18. Fahrt von Soldaten und Zivilisten
Dänen freuen sich auf Ahlener Abordnung

Ahlen / Sonderburg -

Der Freundeskreis Ahlener Soldaten steckt derzeit mitten in den Vorbereitungen für die 18. Fahrt zur Gedenkfeier auf den Düppeler Schanzen, wo sich Deutsche und Dänen dank einer Initiative aus der Wersestadt jährlich auf dem alten Schlachtfeld von 1864 treffen.

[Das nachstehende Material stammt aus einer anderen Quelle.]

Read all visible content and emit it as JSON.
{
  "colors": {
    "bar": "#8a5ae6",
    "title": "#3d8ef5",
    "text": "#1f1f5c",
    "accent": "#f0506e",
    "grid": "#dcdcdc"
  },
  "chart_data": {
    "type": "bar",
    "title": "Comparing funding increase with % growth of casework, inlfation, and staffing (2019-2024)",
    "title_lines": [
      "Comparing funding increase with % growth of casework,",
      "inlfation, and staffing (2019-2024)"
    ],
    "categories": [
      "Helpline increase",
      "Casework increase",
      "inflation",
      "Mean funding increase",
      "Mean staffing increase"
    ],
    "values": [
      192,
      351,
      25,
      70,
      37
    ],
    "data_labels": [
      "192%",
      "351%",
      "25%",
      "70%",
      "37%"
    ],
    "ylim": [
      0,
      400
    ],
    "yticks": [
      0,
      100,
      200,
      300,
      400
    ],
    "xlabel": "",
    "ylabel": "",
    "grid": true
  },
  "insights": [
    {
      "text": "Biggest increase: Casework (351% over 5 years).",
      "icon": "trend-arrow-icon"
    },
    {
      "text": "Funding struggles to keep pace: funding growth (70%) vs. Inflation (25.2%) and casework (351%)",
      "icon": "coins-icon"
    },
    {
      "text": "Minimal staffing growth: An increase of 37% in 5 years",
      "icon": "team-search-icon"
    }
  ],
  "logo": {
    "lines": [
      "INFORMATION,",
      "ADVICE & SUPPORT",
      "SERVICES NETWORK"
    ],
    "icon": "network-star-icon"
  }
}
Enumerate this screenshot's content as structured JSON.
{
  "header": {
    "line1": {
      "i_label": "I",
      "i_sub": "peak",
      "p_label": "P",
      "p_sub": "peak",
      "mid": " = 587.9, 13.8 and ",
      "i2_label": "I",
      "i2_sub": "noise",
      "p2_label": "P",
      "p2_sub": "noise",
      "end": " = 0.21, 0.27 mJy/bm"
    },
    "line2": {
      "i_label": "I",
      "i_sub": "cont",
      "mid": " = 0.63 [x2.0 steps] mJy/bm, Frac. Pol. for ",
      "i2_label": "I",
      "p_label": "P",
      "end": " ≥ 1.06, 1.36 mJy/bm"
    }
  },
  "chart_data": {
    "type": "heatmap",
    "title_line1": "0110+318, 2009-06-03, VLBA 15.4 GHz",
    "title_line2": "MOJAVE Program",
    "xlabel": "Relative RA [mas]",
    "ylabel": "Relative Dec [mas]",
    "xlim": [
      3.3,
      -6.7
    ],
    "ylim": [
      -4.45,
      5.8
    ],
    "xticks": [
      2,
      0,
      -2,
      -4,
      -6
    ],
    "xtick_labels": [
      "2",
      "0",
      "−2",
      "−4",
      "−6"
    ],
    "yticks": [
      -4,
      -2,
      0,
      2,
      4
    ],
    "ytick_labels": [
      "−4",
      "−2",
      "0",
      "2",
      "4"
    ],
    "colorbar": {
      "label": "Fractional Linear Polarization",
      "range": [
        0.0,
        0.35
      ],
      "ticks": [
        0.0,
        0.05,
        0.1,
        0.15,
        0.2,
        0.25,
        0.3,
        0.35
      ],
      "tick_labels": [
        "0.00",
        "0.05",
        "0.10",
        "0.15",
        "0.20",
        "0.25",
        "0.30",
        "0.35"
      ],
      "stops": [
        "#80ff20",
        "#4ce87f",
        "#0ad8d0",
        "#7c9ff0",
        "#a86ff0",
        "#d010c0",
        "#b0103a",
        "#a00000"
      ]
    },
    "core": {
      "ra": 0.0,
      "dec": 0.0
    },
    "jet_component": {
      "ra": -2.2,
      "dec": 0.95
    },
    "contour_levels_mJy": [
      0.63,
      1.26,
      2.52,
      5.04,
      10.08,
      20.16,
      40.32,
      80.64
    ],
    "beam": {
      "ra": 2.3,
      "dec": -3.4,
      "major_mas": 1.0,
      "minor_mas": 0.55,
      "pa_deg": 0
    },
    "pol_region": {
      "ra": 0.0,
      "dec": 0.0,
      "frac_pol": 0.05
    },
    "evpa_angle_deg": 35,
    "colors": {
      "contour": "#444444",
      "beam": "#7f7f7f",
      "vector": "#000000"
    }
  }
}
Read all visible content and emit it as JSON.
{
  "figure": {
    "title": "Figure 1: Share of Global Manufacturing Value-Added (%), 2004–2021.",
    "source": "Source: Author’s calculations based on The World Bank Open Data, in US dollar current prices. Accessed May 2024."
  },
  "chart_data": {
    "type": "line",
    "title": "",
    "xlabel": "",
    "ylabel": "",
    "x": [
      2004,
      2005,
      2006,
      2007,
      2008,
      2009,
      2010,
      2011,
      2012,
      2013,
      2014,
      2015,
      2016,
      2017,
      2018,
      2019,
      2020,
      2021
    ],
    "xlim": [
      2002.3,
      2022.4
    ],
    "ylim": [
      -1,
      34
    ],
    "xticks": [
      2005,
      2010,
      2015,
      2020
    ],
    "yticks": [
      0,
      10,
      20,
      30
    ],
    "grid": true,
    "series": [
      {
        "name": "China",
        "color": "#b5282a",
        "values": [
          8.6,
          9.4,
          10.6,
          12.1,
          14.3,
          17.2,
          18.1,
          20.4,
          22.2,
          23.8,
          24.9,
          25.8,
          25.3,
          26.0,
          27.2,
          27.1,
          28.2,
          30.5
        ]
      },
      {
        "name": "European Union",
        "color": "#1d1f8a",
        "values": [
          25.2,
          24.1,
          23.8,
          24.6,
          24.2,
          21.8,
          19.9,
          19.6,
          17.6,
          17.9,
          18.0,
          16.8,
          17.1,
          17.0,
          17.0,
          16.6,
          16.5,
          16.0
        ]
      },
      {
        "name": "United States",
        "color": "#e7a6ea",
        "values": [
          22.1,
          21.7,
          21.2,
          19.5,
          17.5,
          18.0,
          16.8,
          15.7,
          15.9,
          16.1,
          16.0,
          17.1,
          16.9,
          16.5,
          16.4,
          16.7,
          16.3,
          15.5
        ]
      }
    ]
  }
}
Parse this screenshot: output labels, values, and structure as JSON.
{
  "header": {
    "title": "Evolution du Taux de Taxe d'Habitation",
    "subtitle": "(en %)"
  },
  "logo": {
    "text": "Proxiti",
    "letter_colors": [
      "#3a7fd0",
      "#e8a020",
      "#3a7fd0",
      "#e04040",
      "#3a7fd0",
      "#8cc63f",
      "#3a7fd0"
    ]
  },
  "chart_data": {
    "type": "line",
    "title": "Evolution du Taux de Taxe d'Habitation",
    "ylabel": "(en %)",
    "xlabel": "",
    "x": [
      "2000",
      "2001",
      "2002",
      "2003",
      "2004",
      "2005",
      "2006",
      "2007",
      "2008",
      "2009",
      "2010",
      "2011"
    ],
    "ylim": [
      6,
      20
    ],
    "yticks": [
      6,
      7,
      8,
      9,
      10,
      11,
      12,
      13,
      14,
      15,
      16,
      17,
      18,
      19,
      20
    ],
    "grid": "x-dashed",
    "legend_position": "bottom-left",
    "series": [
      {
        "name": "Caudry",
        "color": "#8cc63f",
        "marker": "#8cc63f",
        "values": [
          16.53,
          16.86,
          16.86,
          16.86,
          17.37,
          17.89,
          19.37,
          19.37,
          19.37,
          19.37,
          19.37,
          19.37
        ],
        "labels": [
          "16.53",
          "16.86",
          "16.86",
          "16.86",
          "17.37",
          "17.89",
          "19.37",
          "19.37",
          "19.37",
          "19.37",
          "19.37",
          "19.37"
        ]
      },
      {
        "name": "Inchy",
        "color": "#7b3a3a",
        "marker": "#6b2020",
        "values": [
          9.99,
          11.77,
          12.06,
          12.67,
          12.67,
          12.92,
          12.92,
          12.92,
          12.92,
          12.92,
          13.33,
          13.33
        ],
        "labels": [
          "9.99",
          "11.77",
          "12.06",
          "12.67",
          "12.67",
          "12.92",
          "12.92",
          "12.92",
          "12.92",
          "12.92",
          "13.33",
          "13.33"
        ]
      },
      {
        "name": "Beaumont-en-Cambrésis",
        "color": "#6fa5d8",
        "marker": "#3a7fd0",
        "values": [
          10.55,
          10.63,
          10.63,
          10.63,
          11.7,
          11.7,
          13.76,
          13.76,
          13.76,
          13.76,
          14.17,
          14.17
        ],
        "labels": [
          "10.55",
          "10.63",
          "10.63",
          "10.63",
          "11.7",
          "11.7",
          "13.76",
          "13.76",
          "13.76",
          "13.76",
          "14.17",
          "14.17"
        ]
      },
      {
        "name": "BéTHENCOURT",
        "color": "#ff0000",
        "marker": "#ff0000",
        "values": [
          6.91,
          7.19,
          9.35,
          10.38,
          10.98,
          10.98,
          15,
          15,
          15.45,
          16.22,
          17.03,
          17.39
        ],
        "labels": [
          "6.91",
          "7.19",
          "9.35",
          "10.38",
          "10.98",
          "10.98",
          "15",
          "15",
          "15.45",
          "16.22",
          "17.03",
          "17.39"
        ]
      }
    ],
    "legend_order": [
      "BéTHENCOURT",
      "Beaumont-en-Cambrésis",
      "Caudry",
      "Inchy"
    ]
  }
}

Dienstag, 27.02.2018, 11:02 Uhr

Im Namen der Ahlener Abordnung legten Hans-Dieter Samson und Wilfried Hejnal im Vorjahr einen Kranz auf dem einstigen Düppel-Schlachtfeld nieder.
Im Namen der Ahlener Abordnung legten Hans-Dieter Samson und Wilfried Hejnal im Vorjahr einen Kranz auf dem einstigen Düppel-Schlachtfeld nieder. Foto: Christian Wolff

Im Jahr 2001 als „zartes Pflänzchen der Verständigung“ auf den Weg gebracht, hat sich die gemeinsame Gedenkfeier von Dänen und Deutschen auf dem einstigen Schlachtfeld von Düppel, wo sich im Jahr 1864 Dänen und Preußen – darunter auch Ahlener – gegenüberstanden, zu einer Traditionsveranstaltung entwickelt.

„Dieses Zeichen des Friedens ist für beide Seiten nicht mehr wegzudenken“, konstatiert Hans-Dieter Samson, Vorsitzender des Freundeskreises Ahlener Soldaten. Vor der Initiative, die damals gemeinsam mit dem Panzergrenadierbataillon 192 in den Stiel gestoßen wurde, gab es getrennte Gedenkfeiern von Deutschen und Dänen. Dass die freundschaftlichen Bande zwischen den ehemaligen Kriegsgegnern auch vom Sanitätsregiment 22 und inzwischen durch das Aufklärungsbataillon weiter gefestigt werden, freut Samson sehr.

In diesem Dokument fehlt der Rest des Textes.